初代以来、日本でも根強い人気で、2018年のモデル別輸入車販売台数においてナンバー1を獲得している。
今回は、クラシックミニ以外、2001年~2006年の第一世代、2006年~2013年の第二世代、そして2013年以降の現行第三世代における、歴代最高のニューミニは何か、考察していこう。
文/御堀直嗣、小沢コージ
写真/ベストカー編集部、BMW
初出/ベストカー2019年3月26日号
■初代クラシックミニは歴史的名車
TEXT/御堀直嗣
1959年に、英国で誕生したBMC(ブリティッシュ・モーター・コーポレーション)のミニは、その姿から新時代を切り拓く存在に見えた。そして、オスマン帝国(現在のトルコ)生まれのアレック・イシゴニスによって、斬新な案が散りばめられている。
イシゴニスに与えられた命題は、第二次世界大戦後の英国でガソリン配給制が復活しても堪え、かつ、すぐ生産開始できる小型車開発だった。
イシゴニスがまず思い描いたのは、全長3m、全幅と全高が1.2mの箱だ。その中に、大人4人が乗れる空間を確保する。もちろん、荷室とエンジンルームもいる。この寸法は、現在の軽自動車規格より小さい。
エンジンは、BMCにあった850㏄の直列4気筒を使いながら、横置きとし、変速機をエンジン下に配置することで、駆動系の寸法を切り詰めた。後輪駆動用だったエンジンと変速機を上下に配置し、横置きの前輪駆動とすることにより、駆動系の寸法をほぼ半分に縮めている。
サスペンションは、イシゴニスが永年こだわった4輪独立式とし、ゴム製のバネを使って空間の制約を守った。これにより、乗車人数によって車高が変化するのを抑え、なおかつ乗り心地を満たした。
しかし発売してみると、一般消費者の反応は鈍く、逆に、富裕層が絶賛したことで勢いを得た。
また、レースを得意とした町工場を率いるジョン・クーパーが、友人であるイシゴニスの開発したミニを愛用し、強化したミニ・クーパーが、1961年に誕生した。

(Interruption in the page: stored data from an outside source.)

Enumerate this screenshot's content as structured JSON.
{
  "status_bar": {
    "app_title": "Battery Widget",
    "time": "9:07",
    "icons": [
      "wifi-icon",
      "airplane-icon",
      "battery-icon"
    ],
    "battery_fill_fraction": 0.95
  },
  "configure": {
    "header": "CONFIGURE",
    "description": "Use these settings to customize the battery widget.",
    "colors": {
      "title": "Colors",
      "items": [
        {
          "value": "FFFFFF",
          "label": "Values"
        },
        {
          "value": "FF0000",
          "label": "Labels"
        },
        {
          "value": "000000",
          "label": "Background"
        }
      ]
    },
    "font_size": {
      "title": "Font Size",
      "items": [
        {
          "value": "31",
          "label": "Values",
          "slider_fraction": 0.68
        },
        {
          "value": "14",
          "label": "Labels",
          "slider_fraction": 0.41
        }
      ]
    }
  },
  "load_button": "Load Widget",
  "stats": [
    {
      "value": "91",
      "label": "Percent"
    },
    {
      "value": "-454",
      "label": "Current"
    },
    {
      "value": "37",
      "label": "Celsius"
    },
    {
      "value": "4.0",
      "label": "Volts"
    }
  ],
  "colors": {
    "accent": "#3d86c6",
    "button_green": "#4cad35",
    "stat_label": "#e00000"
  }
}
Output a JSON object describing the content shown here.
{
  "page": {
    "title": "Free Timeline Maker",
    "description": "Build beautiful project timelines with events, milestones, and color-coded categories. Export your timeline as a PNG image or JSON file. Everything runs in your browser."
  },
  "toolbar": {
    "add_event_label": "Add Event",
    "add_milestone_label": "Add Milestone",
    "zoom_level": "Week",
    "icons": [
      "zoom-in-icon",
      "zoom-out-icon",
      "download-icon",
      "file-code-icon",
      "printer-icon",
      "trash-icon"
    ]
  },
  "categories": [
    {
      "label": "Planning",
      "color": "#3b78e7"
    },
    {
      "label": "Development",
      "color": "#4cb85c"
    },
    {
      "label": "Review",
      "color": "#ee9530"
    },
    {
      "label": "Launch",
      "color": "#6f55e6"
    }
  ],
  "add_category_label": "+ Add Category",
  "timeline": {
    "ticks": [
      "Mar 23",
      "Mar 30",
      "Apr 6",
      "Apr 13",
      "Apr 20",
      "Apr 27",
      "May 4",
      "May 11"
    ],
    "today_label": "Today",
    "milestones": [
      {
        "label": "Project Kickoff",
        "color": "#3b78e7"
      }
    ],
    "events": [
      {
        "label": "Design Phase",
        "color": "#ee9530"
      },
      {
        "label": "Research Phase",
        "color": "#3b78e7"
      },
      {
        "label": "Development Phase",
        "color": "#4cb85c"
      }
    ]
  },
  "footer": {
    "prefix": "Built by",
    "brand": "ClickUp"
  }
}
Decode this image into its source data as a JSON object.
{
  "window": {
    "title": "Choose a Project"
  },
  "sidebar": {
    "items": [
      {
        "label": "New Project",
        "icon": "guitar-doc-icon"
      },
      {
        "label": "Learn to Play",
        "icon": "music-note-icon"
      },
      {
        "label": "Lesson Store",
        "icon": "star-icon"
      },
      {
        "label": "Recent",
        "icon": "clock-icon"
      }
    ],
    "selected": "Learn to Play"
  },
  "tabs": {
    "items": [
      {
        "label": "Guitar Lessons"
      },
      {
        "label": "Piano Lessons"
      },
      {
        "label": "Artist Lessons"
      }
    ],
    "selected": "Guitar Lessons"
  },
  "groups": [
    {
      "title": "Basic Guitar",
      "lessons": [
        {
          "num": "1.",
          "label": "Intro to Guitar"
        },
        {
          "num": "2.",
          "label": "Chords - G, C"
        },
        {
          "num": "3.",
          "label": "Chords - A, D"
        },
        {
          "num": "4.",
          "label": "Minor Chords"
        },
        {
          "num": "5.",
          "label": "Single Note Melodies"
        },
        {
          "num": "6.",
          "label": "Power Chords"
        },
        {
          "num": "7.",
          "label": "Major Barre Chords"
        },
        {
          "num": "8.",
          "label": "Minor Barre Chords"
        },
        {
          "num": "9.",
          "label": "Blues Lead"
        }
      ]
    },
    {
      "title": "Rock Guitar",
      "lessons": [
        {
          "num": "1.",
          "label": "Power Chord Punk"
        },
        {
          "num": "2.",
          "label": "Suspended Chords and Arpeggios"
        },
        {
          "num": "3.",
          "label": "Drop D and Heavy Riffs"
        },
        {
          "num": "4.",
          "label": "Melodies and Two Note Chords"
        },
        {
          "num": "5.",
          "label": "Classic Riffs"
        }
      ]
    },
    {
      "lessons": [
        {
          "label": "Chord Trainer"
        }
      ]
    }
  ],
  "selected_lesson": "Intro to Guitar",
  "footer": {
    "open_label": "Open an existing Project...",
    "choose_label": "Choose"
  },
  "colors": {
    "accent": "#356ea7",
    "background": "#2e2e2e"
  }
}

F1王座を獲得する実力のクーパーが手を加えたミニ・クーパーは、ガソリン配給にも堪え得る小型車として開発されたミニに、大きな箔をつけた。
合理的でありつつ、しかも本物志向の開発が、ミニを世界に知らしめ、多くの愛好家を増やしていった。歴代最高のミニと評されるのも当然といえるだろう。